Chapter 9: Consistency and Consensus

Summary: This chapter explores the strongest consistency models and the fundamental problem of getting nodes in a distributed system to agree on something, even in the presence of faults.

Sources: chapter9

Last updated: 2026-04-17


The best way of building fault-tolerant systems is to find some general-purpose abstractions with useful guarantees, implement them once, and then let applications rely on those guarantees (source: chapter9, p. 321). This chapter focuses on abstractions that allow an application to ignore some of the problems with distributed systems, most importantly consensus.

Key Concepts

linearizability

The strongest consistency model, providing a recency guarantee: as soon as one client successfully completes a write, all clients reading from the database must be able to see the value just written (source: chapter9, p. 324). It makes a distributed system appear as if there is only one copy of the data (source: chapter9, p. 325).

causality and Ordering

causality defines a partial order of events (happened-before relationship) (source: chapter9, p. 339). It is a weaker but more efficient guarantee than linearizability. linearizability implies causality (source: chapter9, p. 342).

total-order-broadcast

A protocol for exchanging messages such that all nodes receive the same messages in the same order (source: chapter9, p. 348). It is equivalent to consensus (source: chapter9, p. 350).

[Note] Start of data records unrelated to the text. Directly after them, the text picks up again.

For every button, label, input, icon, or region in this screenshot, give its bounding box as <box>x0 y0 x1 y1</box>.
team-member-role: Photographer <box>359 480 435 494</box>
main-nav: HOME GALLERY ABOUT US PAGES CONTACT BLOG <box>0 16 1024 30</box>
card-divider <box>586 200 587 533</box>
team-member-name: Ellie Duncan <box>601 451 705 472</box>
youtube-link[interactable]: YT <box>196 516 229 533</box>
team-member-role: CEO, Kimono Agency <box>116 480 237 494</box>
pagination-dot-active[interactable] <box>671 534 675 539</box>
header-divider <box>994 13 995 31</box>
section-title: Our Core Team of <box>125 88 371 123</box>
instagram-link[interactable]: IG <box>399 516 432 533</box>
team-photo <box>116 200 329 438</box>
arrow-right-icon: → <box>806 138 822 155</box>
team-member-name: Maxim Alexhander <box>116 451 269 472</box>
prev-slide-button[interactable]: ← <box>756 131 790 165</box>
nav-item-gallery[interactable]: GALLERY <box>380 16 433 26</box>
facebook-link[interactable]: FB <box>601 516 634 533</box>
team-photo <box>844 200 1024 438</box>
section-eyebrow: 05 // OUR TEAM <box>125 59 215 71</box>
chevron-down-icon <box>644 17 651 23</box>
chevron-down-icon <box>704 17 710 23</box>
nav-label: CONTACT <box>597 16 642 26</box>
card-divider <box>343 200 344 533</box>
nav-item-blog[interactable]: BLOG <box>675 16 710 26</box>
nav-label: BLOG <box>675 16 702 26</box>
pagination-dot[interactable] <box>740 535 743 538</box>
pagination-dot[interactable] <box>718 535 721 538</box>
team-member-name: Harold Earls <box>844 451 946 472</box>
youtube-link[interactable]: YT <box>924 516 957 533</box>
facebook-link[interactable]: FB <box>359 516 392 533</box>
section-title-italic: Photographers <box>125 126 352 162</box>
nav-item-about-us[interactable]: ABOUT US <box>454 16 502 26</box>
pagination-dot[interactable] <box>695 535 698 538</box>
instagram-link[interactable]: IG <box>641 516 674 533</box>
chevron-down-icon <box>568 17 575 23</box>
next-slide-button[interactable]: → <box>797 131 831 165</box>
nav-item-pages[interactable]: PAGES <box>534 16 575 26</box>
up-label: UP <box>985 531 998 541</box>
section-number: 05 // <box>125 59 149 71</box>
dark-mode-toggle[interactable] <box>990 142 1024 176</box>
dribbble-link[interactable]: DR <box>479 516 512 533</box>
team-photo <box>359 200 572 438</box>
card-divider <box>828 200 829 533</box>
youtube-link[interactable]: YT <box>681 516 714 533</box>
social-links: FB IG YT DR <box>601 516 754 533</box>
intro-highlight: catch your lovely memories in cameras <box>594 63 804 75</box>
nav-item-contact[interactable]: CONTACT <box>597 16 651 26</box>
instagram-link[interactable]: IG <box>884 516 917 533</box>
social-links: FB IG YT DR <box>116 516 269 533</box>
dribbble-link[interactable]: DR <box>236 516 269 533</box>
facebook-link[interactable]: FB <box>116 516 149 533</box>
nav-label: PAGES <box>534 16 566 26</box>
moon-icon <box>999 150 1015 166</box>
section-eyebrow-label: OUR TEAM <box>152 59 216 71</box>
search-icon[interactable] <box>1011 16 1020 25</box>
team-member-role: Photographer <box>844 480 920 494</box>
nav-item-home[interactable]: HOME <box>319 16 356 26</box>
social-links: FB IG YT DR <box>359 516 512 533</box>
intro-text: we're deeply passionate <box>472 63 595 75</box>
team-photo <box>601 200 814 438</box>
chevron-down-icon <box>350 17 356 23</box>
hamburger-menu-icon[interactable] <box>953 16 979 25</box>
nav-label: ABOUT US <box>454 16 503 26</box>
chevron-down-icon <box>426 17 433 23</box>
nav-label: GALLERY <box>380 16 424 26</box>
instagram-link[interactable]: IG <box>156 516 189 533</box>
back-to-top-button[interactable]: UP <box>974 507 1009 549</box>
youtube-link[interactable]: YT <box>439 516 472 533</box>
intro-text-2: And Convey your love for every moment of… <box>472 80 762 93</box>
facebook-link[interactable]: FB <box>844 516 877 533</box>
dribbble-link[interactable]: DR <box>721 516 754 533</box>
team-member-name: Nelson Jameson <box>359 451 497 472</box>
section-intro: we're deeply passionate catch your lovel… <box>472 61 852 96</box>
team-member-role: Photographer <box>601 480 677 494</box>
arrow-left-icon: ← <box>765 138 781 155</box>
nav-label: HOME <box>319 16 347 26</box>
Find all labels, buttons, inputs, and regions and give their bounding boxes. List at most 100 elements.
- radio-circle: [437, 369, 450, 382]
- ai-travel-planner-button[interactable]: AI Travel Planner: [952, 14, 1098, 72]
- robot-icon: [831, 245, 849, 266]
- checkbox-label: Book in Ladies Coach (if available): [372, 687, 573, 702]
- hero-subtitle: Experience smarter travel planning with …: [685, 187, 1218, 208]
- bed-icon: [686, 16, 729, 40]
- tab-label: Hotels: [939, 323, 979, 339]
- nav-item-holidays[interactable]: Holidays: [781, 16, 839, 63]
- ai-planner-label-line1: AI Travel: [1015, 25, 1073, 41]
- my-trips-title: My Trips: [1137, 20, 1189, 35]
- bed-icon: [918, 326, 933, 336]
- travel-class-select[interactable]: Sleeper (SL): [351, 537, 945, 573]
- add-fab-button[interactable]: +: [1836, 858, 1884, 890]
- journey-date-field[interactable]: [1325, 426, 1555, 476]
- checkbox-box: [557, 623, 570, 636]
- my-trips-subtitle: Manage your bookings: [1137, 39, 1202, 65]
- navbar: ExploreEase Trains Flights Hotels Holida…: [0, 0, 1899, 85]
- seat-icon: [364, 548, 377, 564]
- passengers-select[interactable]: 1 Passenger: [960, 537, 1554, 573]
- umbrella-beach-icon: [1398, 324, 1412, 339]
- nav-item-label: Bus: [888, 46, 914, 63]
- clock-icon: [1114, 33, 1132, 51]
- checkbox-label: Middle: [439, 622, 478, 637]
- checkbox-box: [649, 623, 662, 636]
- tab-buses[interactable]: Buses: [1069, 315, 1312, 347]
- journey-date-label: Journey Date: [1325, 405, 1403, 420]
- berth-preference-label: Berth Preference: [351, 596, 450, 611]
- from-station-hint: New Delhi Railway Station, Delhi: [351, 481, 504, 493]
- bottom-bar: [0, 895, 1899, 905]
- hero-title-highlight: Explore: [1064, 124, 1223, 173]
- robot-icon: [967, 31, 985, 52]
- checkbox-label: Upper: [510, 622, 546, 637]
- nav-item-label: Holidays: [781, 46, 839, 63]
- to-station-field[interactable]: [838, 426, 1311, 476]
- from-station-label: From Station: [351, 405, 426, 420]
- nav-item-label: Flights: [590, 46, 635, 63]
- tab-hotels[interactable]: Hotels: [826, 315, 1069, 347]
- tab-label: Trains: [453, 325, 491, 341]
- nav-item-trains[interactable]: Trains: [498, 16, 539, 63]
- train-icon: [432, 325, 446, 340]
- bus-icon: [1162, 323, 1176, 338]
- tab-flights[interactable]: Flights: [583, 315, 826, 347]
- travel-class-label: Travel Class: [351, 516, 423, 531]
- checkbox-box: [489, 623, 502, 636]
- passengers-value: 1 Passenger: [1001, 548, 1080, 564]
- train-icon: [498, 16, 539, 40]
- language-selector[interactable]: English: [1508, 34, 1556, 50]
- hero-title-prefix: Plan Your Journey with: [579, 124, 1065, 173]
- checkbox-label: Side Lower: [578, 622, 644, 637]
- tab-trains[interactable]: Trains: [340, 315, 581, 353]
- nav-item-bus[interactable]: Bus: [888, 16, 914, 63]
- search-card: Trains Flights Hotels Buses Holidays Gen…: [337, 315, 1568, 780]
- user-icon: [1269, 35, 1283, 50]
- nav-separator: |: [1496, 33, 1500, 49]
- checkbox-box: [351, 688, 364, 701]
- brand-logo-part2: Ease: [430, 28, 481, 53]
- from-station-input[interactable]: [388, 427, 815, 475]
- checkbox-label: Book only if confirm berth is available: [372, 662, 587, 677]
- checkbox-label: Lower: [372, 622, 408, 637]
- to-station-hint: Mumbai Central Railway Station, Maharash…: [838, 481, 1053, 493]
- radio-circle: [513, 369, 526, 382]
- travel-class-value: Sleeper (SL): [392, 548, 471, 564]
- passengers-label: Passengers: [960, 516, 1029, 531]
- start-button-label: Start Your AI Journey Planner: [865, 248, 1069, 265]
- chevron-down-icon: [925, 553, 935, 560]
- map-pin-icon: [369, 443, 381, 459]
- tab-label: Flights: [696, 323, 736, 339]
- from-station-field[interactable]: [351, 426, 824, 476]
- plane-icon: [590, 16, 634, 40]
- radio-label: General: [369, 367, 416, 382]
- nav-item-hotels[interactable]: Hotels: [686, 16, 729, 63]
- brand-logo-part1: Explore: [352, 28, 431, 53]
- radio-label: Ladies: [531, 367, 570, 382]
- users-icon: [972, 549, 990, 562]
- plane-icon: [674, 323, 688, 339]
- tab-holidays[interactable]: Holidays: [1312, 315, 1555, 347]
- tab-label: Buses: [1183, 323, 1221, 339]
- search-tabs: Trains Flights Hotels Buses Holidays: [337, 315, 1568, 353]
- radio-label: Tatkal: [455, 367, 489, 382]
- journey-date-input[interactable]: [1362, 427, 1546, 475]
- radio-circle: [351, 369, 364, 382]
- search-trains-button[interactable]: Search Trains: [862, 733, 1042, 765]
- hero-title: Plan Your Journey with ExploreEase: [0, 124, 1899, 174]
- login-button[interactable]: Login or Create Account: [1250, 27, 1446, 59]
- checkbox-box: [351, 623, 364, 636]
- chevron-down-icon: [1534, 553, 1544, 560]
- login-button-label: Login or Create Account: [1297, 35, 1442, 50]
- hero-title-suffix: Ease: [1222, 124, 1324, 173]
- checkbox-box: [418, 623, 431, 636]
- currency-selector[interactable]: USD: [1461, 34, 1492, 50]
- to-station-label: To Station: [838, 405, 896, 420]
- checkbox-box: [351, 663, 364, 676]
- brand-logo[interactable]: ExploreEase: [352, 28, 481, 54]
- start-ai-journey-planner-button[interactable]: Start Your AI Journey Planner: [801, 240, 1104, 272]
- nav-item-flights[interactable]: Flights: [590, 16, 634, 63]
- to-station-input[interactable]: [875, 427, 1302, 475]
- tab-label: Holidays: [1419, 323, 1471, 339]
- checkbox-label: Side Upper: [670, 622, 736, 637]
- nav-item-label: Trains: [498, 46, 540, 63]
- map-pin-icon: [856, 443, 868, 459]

distributed-transactions and atomic-commit

The problem of ensuring that a transaction either commits on all participating nodes or aborts on all of them (source: chapter9, p. 352). two-phase-commit (2PC) is a common but blocking algorithm for solving this (source: chapter9, p. 355).

Fault-Tolerant consensus

The goal of getting nodes to agree on a value despite failures (source: chapter9, p. 364). Key properties include uniform agreement, integrity, validity, and termination (source: chapter9, p. 365).

Membership and Coordination Services

Services like zookeeper and etcd implement consensus to provide linearizable atomic operations, locking, and service discovery (source: chapter9, p. 370).